Note: If your hard drive makes strange noises at any point, immediately skip to the recovery option.
When to restore
The first question an admin should ask is how fresh their last backup is and if a restore will get them to the point where they can effectively continue with normal operations. There is a significant difference between data from the last backup and data from the point of failure, so it is important to make that distinction right away. Only a recovery can help if critical data has never been backed up. Another important question is how long it will take to complete the restore –- if it will take too long they might need to look at other options. A final consideration is how much data are they trying to restore. Restoring several terabytes of data, for example, will not be practical due to the length of time associated with tape backups.
When to recover
The decision to recover comes down to whether or not a company's data loss situation is critical and how much downtime they can afford. If they don't have enough time to schedule the restore process, it is probably best to move forward with recovery. Recovery is also the best method if backups are too old or there is some type of corruption. The bottom line is, if other options are exhausted, it is best to contact a recovery company immediately. Some administrators will try multiple restores or repairs before resorting to recovery and actually cause more damage to the data.
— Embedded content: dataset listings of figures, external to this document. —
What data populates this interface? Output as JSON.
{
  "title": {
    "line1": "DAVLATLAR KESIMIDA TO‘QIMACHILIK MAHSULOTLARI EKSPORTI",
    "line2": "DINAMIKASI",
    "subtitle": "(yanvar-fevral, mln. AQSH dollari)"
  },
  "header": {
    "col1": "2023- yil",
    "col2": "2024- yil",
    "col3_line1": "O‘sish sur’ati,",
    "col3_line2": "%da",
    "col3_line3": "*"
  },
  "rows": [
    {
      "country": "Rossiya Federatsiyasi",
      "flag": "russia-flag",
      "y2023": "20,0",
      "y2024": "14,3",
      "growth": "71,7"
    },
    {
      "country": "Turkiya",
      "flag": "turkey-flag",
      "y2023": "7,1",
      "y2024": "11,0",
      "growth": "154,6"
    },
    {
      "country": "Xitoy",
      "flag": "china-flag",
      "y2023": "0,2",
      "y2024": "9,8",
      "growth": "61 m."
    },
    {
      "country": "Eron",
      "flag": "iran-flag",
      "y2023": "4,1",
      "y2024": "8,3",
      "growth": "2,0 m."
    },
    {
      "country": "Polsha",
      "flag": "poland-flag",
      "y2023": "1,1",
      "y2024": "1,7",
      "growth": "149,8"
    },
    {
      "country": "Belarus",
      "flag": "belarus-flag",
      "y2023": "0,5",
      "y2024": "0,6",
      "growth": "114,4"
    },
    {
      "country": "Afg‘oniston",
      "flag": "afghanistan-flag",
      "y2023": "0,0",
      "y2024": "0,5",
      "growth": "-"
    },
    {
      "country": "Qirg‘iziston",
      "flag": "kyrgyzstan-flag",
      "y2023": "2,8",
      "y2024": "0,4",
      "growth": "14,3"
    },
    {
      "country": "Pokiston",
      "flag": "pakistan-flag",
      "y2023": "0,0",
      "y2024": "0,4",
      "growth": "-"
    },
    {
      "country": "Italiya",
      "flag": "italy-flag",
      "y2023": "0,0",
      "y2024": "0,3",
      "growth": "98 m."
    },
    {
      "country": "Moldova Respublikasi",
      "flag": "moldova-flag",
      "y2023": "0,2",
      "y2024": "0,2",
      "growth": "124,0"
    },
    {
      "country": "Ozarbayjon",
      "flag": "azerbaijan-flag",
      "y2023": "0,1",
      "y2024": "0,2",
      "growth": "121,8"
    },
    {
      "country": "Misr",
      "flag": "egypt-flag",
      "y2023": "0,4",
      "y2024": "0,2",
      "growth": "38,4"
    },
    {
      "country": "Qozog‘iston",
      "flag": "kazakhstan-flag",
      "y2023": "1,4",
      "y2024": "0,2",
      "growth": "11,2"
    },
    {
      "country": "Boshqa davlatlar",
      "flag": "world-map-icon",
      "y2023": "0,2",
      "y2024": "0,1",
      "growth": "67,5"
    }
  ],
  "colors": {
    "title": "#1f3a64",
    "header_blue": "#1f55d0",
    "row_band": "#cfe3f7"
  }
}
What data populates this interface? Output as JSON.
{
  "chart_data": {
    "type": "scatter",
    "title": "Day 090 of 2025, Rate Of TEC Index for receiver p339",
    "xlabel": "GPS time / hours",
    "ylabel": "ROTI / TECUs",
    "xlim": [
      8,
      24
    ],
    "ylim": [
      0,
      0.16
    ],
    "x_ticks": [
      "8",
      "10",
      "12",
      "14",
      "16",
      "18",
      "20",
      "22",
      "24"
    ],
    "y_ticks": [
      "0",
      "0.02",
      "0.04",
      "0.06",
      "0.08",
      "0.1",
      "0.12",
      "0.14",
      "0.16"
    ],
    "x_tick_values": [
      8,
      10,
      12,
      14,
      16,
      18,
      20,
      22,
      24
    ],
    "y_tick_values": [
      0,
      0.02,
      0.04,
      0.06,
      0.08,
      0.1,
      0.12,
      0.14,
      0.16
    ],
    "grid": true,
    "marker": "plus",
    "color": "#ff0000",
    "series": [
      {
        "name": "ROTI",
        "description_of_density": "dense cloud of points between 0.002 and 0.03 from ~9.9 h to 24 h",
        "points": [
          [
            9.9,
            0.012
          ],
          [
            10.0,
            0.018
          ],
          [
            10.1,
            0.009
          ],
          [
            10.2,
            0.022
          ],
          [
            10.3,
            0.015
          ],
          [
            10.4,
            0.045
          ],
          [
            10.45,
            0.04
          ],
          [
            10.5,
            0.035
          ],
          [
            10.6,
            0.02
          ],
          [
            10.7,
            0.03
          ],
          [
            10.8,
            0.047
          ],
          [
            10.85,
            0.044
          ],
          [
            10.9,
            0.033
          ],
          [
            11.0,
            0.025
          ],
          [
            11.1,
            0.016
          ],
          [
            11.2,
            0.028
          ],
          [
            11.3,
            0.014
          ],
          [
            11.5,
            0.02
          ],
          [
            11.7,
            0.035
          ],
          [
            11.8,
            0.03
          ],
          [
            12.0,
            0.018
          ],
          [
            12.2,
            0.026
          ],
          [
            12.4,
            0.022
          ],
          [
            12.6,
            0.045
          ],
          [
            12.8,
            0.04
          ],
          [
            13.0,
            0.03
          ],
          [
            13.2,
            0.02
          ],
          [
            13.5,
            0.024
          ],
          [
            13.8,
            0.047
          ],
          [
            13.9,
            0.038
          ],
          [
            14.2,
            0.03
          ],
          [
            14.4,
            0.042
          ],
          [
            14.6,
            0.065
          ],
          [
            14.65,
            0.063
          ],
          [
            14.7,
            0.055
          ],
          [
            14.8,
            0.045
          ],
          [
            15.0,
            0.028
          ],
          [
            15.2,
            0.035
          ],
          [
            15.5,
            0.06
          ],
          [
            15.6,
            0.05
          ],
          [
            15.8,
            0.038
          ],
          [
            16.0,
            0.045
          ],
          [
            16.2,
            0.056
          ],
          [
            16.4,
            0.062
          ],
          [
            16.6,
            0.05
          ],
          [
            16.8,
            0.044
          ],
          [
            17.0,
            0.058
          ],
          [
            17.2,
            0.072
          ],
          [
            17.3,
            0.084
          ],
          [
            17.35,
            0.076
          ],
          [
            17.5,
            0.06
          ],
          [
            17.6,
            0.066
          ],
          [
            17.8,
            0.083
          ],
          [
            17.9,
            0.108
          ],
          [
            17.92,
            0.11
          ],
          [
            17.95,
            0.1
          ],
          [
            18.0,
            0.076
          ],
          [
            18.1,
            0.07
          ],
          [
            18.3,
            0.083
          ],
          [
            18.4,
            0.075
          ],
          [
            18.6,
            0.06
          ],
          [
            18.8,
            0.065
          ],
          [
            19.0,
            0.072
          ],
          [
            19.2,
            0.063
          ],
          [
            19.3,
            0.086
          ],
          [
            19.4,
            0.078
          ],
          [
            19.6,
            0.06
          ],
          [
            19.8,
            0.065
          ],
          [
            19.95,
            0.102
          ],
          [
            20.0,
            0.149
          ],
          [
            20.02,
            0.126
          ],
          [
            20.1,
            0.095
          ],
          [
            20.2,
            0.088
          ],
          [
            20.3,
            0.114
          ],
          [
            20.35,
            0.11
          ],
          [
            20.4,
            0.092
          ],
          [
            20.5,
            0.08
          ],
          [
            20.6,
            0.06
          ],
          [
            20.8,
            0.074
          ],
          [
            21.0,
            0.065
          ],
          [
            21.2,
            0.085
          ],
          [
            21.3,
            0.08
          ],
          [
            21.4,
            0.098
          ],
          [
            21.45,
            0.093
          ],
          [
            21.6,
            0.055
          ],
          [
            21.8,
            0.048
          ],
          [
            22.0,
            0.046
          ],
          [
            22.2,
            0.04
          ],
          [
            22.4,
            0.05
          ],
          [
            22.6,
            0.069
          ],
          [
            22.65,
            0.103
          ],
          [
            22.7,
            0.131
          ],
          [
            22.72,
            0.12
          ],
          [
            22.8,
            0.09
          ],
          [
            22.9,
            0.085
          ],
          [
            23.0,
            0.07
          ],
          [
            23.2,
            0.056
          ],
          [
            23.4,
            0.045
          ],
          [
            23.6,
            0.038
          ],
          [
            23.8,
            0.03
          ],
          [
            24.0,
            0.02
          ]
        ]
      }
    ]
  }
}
Through a series of interrelated system maintenance activities, Wolters Kluwer Corporate Legal Services (formerly CCH Legal Information Services) lost access to data stored on the company's NAS storage array. After opening a normal service call with the manufacturer, they determined that the nature of the loss was much more significant than originally proposed. Due to network and other constraints, they did not have the data backed up. After preliminary discussions, the manufacturer shipped the storage to a data recovery company and after only a couple of days, they recovered 100% of the data.
Despite this company's and your best practices, one thing is clear –- no matter how much time and money a company spends planning, creating and maintaining their storage environment, with the complexity of storage, the threat of data loss remains.
In the end, the only answer to the question "How can data loss still happen, and what am I supposed to do about it?" is to ensure data recovery is included in your plan.
Jim Reinert is senior director of software and services at Ontrack Data Recovery. Reinert handles technology and business development, as well as product-line management of the recovery services and software business lines. He joined Ontrack Data Recovery, a subsidiary of Kroll, in 1987.